Even now, I still don’t know what to call what I lost or what I have now. Can you get divorced if you were never allowed to be legally married? Can I mourn being a wife if I never was one? Was I dumped like a teenager? Did I have a break up? I searched for words to define my situation; I searched for ways to find others who felt like me, but I couldn’t find any. Every word I tried on was like a bad wedding dress—everyone had an opinion. I began to realize that the narrow conservative definition of marriage steals power from all of us who don’t, can’t, or simply won’t fit its narrow definition. It robs us of more than rights and protections; it robs us of the power to claim both our joy and our pain without judgment from anyone. By its very nature, the end of a relationship can be a lonely thing, but quite literally—and because some people don’t believe in my love—I don’t even have the words to talk about the end of mine. If I must fight to claim “wife” and “marriage” when things are going well, how can I possibly find the strength to claim “ex-wife” and “divorce”? How can I fight the attitude that since I didn’t get married in a church, didn’t sign a legal document, didn’t file joint taxes, my relationship, and therefore its end, is somehow less significant?

The commitment my former partner and I made was not legally recognized by our country nor allowed religious recognition by my church, (a very liberal denomination at that). The former means there are no papers to sign, no lawyers to consult. It also means there are fewer required steps in order to leave the partnership, and no time to reconsider.
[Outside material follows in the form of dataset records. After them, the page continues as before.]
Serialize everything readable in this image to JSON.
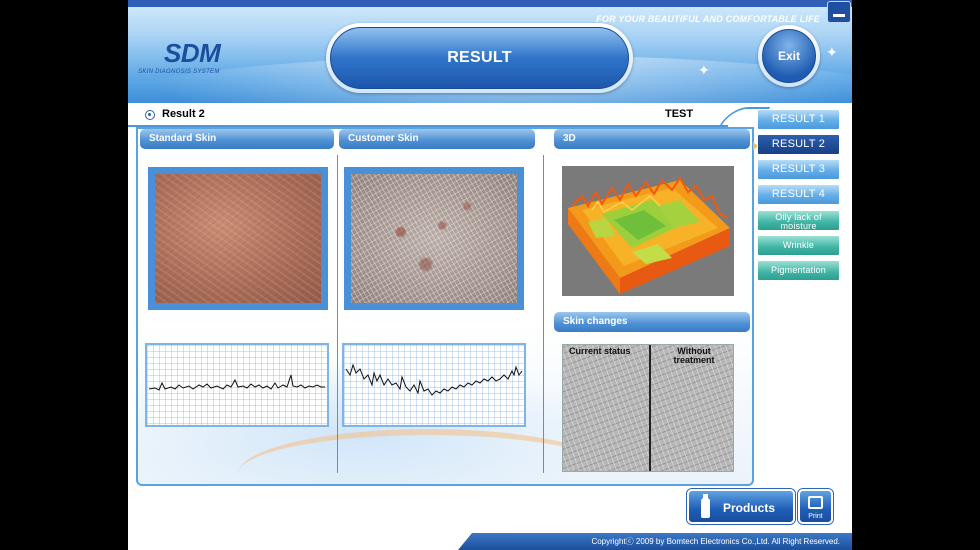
{
  "header": {
    "tagline": "FOR YOUR BEAUTIFUL AND COMFORTABLE LIFE",
    "logo": "SDM",
    "logo_sub": "SKIN DIAGNOSIS SYSTEM",
    "title": "RESULT",
    "exit_label": "Exit"
  },
  "subheader": {
    "result_label": "Result 2",
    "test_label": "TEST"
  },
  "sections": {
    "standard_skin": "Standard Skin",
    "customer_skin": "Customer Skin",
    "three_d": "3D",
    "skin_changes": "Skin changes",
    "current_status": "Current status",
    "without_treatment": "Without treatment"
  },
  "side_tabs": [
    {
      "label": "RESULT 1",
      "active": false
    },
    {
      "label": "RESULT 2",
      "active": true
    },
    {
      "label": "RESULT 3",
      "active": false
    },
    {
      "label": "RESULT 4",
      "active": false
    },
    {
      "label": "Oily lack of moisture",
      "active": false
    },
    {
      "label": "Wrinkle",
      "active": false
    },
    {
      "label": "Pigmentation",
      "active": false
    }
  ],
  "buttons": {
    "products": "Products",
    "print": "Print"
  },
  "footer": {
    "copyright": "Copyrightⓒ 2009 by Bomtech Electronics Co.,Ltd.  All Right Reserved."
  },
  "colors": {
    "accent_blue": "#1f5db5",
    "panel_border": "#5aa3e1",
    "active_tab": "#173f86",
    "green_tab": "#3fb4a4"
  }
}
The latter means I have one fewer place to mourn the end of my relationship, one fewer well from which to draw strength during this difficult time. When we as a society, or as individuals, deny people access to whichever parts of marriage they feel are important (legal, religious, financial, emotional, etc.), we deny people the power to make marriage their own while still feeling like a part of a larger institution. Marriage is tough enough without the added burden of isolation.

I have been blessed during this process with a beautiful community that reminds me that each day holds possibility, and that my value is not diminished by the larger world’s dismissal of my relationship. Regardless of how this journey between c’est la vie and fait accompli pans out for me, what I really want to say is that equal rights should be fait accompli in the most literal way—equal rights should be an accomplished fact for everyone. The happy, the sad, and those of us trudging on the hard path between, we deserve the power to claim any word that helps us. So bit-by-bit, instead of reclaiming “wife,” I take this opportunity to reclaim “ex-wife” and all the power and healing that allows me to receive.